16h ce samedi 12 juin, rue du Pas-Saint-Georges en face de la place Fernand-Lafargue, Violette s’assoie au milieu de la chaussée avec deux pancartes en « sandwich ». On peut y lire :
« Je suis terrifiée par les catastrophes que connaîtront mes petits-enfants à cause de la crise climatique. »
Agée de 68 ans, cette grand-mère bordelaise est décidée à bloquer la circulation et, pour mener son action, elle s’est rapprochée d’Extinction Rebellion qui organisait ce jour une action nationale coordonnée où « 45 personnes [dont 4 à Bordeaux, NDLR] se sont assises, seules, en bloquant des routes partout en France pour exprimer leur peur pour l’avenir si aucune mesure n’est prise pour répondre à la catastrophe écologique en cours » précise une communication.
« Elle a raison mais… »
Premier véhicule bloqué, son conducteur s’emporte : « Dégagez, j’en rien à foutre de votre truc. » Devant le calme et la détermination de Violette, il appelle la police et attend. Celle-ci ne viendra jamais.

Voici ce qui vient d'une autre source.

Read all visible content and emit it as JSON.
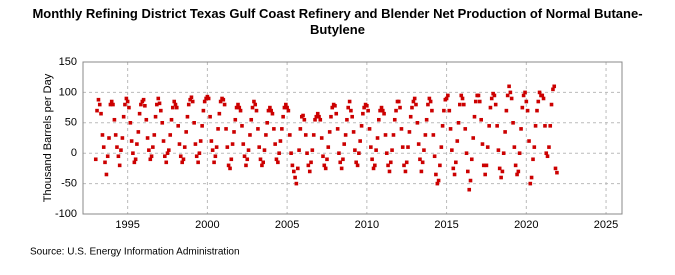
{
  "chart_data": {
    "type": "scatter",
    "title": "Monthly Refining District Texas Gulf Coast Refinery and Blender Net Production of Normal Butane-Butylene",
    "ylabel": "Thousand Barrels per Day",
    "source": "Source: U.S. Energy Information Administration",
    "color": "#cc0000",
    "grid": true,
    "xlim": [
      1992.2,
      2026
    ],
    "xticks": [
      1995,
      2000,
      2005,
      2010,
      2015,
      2020,
      2025
    ],
    "ylim": [
      -100,
      150
    ],
    "yticks": [
      -100,
      -50,
      0,
      50,
      100,
      150
    ],
    "x": [
      1993,
      1993.08,
      1993.17,
      1993.25,
      1993.33,
      1993.42,
      1993.5,
      1993.58,
      1993.67,
      1993.75,
      1993.83,
      1993.92,
      1994,
      1994.08,
      1994.17,
      1994.25,
      1994.33,
      1994.42,
      1994.5,
      1994.58,
      1994.67,
      1994.75,
      1994.83,
      1994.92,
      1995,
      1995.08,
      1995.17,
      1995.25,
      1995.33,
      1995.42,
      1995.5,
      1995.58,
      1995.67,
      1995.75,
      1995.83,
      1995.92,
      1996,
      1996.08,
      1996.17,
      1996.25,
      1996.33,
      1996.42,
      1996.5,
      1996.58,
      1996.67,
      1996.75,
      1996.83,
      1996.92,
      1997,
      1997.08,
      1997.17,
      1997.25,
      1997.33,
      1997.42,
      1997.5,
      1997.58,
      1997.67,
      1997.75,
      1997.83,
      1997.92,
      1998,
      1998.08,
      1998.17,
      1998.25,
      1998.33,
      1998.42,
      1998.5,
      1998.58,
      1998.67,
      1998.75,
      1998.83,
      1998.92,
      1999,
      1999.08,
      1999.17,
      1999.25,
      1999.33,
      1999.42,
      1999.5,
      1999.58,
      1999.67,
      1999.75,
      1999.83,
      1999.92,
      2000,
      2000.08,
      2000.17,
      2000.25,
      2000.33,
      2000.42,
      2000.5,
      2000.58,
      2000.67,
      2000.75,
      2000.83,
      2000.92,
      2001,
      2001.08,
      2001.17,
      2001.25,
      2001.33,
      2001.42,
      2001.5,
      2001.58,
      2001.67,
      2001.75,
      2001.83,
      2001.92,
      2002,
      2002.08,
      2002.17,
      2002.25,
      2002.33,
      2002.42,
      2002.5,
      2002.58,
      2002.67,
      2002.75,
      2002.83,
      2002.92,
      2003,
      2003.08,
      2003.17,
      2003.25,
      2003.33,
      2003.42,
      2003.5,
      2003.58,
      2003.67,
      2003.75,
      2003.83,
      2003.92,
      2004,
      2004.08,
      2004.17,
      2004.25,
      2004.33,
      2004.42,
      2004.5,
      2004.58,
      2004.67,
      2004.75,
      2004.83,
      2004.92,
      2005,
      2005.08,
      2005.17,
      2005.25,
      2005.33,
      2005.42,
      2005.5,
      2005.58,
      2005.67,
      2005.75,
      2005.83,
      2005.92,
      2006,
      2006.08,
      2006.17,
      2006.25,
      2006.33,
      2006.42,
      2006.5,
      2006.58,
      2006.67,
      2006.75,
      2006.83,
      2006.92,
      2007,
      2007.08,
      2007.17,
      2007.25,
      2007.33,
      2007.42,
      2007.5,
      2007.58,
      2007.67,
      2007.75,
      2007.83,
      2007.92,
      2008,
      2008.08,
      2008.17,
      2008.25,
      2008.33,
      2008.42,
      2008.5,
      2008.58,
      2008.67,
      2008.75,
      2008.83,
      2008.92,
      2009,
      2009.08,
      2009.17,
      2009.25,
      2009.33,
      2009.42,
      2009.5,
      2009.58,
      2009.67,
      2009.75,
      2009.83,
      2009.92,
      2010,
      2010.08,
      2010.17,
      2010.25,
      2010.33,
      2010.42,
      2010.5,
      2010.58,
      2010.67,
      2010.75,
      2010.83,
      2010.92,
      2011,
      2011.08,
      2011.17,
      2011.25,
      2011.33,
      2011.42,
      2011.5,
      2011.58,
      2011.67,
      2011.75,
      2011.83,
      2011.92,
      2012,
      2012.08,
      2012.17,
      2012.25,
      2012.33,
      2012.42,
      2012.5,
      2012.58,
      2012.67,
      2012.75,
      2012.83,
      2012.92,
      2013,
      2013.08,
      2013.17,
      2013.25,
      2013.33,
      2013.42,
      2013.5,
      2013.58,
      2013.67,
      2013.75,
      2013.83,
      2013.92,
      2014,
      2014.08,
      2014.17,
      2014.25,
      2014.33,
      2014.42,
      2014.5,
      2014.58,
      2014.67,
      2014.75,
      2014.83,
      2014.92,
      2015,
      2015.08,
      2015.17,
      2015.25,
      2015.33,
      2015.42,
      2015.5,
      2015.58,
      2015.67,
      2015.75,
      2015.83,
      2015.92,
      2016,
      2016.08,
      2016.17,
      2016.25,
      2016.33,
      2016.42,
      2016.5,
      2016.58,
      2016.67,
      2016.75,
      2016.83,
      2016.92,
      2017,
      2017.08,
      2017.17,
      2017.25,
      2017.33,
      2017.42,
      2017.5,
      2017.58,
      2017.67,
      2017.75,
      2017.83,
      2017.92,
      2018,
      2018.08,
      2018.17,
      2018.25,
      2018.33,
      2018.42,
      2018.5,
      2018.58,
      2018.67,
      2018.75,
      2018.83,
      2018.92,
      2019,
      2019.08,
      2019.17,
      2019.25,
      2019.33,
      2019.42,
      2019.5,
      2019.58,
      2019.67,
      2019.75,
      2019.83,
      2019.92,
      2020,
      2020.08,
      2020.17,
      2020.25,
      2020.33,
      2020.42,
      2020.5,
      2020.58,
      2020.67,
      2020.75,
      2020.83,
      2020.92,
      2021,
      2021.08,
      2021.17,
      2021.25,
      2021.33,
      2021.42,
      2021.5,
      2021.58,
      2021.67,
      2021.75,
      2021.83,
      2021.92
    ],
    "values": [
      -10,
      70,
      88,
      80,
      65,
      30,
      10,
      -15,
      -35,
      -5,
      25,
      80,
      85,
      80,
      55,
      30,
      10,
      -5,
      -20,
      5,
      25,
      60,
      80,
      90,
      85,
      75,
      50,
      20,
      0,
      -15,
      -10,
      15,
      35,
      65,
      80,
      85,
      88,
      78,
      55,
      25,
      5,
      -10,
      -5,
      10,
      30,
      60,
      80,
      90,
      82,
      70,
      50,
      20,
      -5,
      -15,
      0,
      5,
      30,
      55,
      75,
      85,
      80,
      75,
      45,
      15,
      -5,
      -15,
      -10,
      10,
      35,
      60,
      80,
      88,
      92,
      85,
      50,
      15,
      -5,
      -15,
      0,
      20,
      45,
      70,
      85,
      90,
      93,
      90,
      60,
      20,
      5,
      -15,
      -5,
      10,
      40,
      65,
      85,
      90,
      88,
      80,
      40,
      10,
      -20,
      -25,
      -10,
      15,
      35,
      55,
      75,
      80,
      75,
      70,
      45,
      15,
      -5,
      -20,
      -10,
      5,
      30,
      55,
      75,
      85,
      80,
      70,
      40,
      10,
      -10,
      -20,
      -15,
      5,
      30,
      50,
      70,
      75,
      70,
      65,
      40,
      15,
      -10,
      -15,
      0,
      20,
      40,
      60,
      75,
      80,
      75,
      70,
      30,
      0,
      -20,
      -30,
      -40,
      -50,
      -25,
      5,
      40,
      60,
      62,
      55,
      30,
      0,
      -20,
      -30,
      -15,
      5,
      30,
      55,
      60,
      65,
      60,
      55,
      25,
      -5,
      -20,
      -25,
      -10,
      10,
      35,
      60,
      75,
      80,
      78,
      65,
      40,
      0,
      -15,
      -25,
      -10,
      15,
      30,
      55,
      75,
      85,
      70,
      60,
      35,
      5,
      -15,
      -20,
      0,
      20,
      45,
      65,
      75,
      80,
      78,
      70,
      40,
      10,
      -10,
      -25,
      -20,
      5,
      25,
      55,
      70,
      75,
      70,
      65,
      30,
      0,
      -20,
      -30,
      -15,
      5,
      30,
      55,
      70,
      85,
      85,
      75,
      40,
      10,
      -20,
      -30,
      -15,
      10,
      35,
      60,
      75,
      85,
      90,
      80,
      50,
      15,
      -10,
      -30,
      -15,
      5,
      30,
      55,
      80,
      90,
      85,
      70,
      30,
      -5,
      -35,
      -50,
      -45,
      -20,
      10,
      45,
      70,
      88,
      90,
      95,
      70,
      40,
      5,
      -25,
      -35,
      -15,
      20,
      50,
      80,
      95,
      90,
      80,
      40,
      0,
      -30,
      -60,
      -45,
      -10,
      25,
      60,
      85,
      95,
      95,
      85,
      55,
      15,
      -20,
      -35,
      -20,
      10,
      45,
      75,
      90,
      98,
      95,
      80,
      45,
      5,
      -25,
      -40,
      -30,
      0,
      35,
      70,
      95,
      110,
      100,
      90,
      50,
      10,
      -20,
      -35,
      -30,
      0,
      40,
      75,
      95,
      100,
      85,
      70,
      20,
      -50,
      -40,
      -10,
      10,
      45,
      70,
      85,
      100,
      95,
      95,
      90,
      45,
      0,
      -5,
      10,
      45,
      80,
      105,
      110,
      -25,
      -32
    ]
  }
}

« Elle a raison, c’est une bonne cause, concède-t-il quelques minutes après. Je suis juste en train de déménager, je dois faire l’état des lieux et rendre les clefs. Je suis contrarié que ça me tombe dessus. »
« Elle a raison mais… » est sur les lèvres de nombreux occupants des véhicules à l’arrêt sous un soleil de plomb, une vingtaine au plus fort de l’action.
« Qu’est-ce que 20 minutes d’emmerdements devant les graves problèmes qu’attendent nos enfants et petits-enfants ? Et cet avenir affreux qu’on leur laisse ? » rétorque calmement l’activiste.
Sur un petit tract qu’elle tend aux passants, on peut lire :
« J’ai essayé de mener une vie sobre, milité chez les Verts, participé à des nombreuses manifestations, lu des tas de livres, essais, articles, assisté à des réunions… […] Je vois bien que l’inertie est trop forte, que les résistances aux actions indispensables pour empêcher la catastrophe sont habiles et puissantes. […] Je ne veux pas baisser les bras… »
Mamie fait de la résistance
Et c’est effectivement ce qu’elle ne fera pas alors que les klaxons retentissent d’agacement au bout d’une vingtaine de minutes. Certains tentent de la convaincre, en vain. D’autres s’emportent : « faites ça devant chez vous », « j’ai jamais vu ça », « mais elle est folle ! »…
Imperturbable, elle ne flanche pas et gagne son bras de fer quand les voitures, une demi-heure plus tard, entament une marche arrière et parviennent tant bien que mal à quitter le quartier. « Vous croyez que j’ai réussi ? » demandera-t-elle.
« Je suis déjà contente d’avoir pu tenir aussi longtemps. Je suis contente des marques de sympathie de certains. Il y en a un qui m’a dit “merci pour mon fils”. J’étais enseignante vous savez, et je fais ça pour mes élèves et pour tous les enfants. Je suis pourtant quelqu’un de calme et discret, je n’aime pas déranger. Mais qu’est ce que je peux faire pour qu’on prenne conscience de l’urgence ? Je ne vais pas mettre des bombes ! »
Sous les applaudissements de quelques badauds, elle se lève, replie ses pancartes et ramasse ses tracts. Violette quitte discrètement la rue après avoir tout rangé dans un sac où elle a également glissé ses « médicaments pour la nuit emportés en cas de garde à vue ».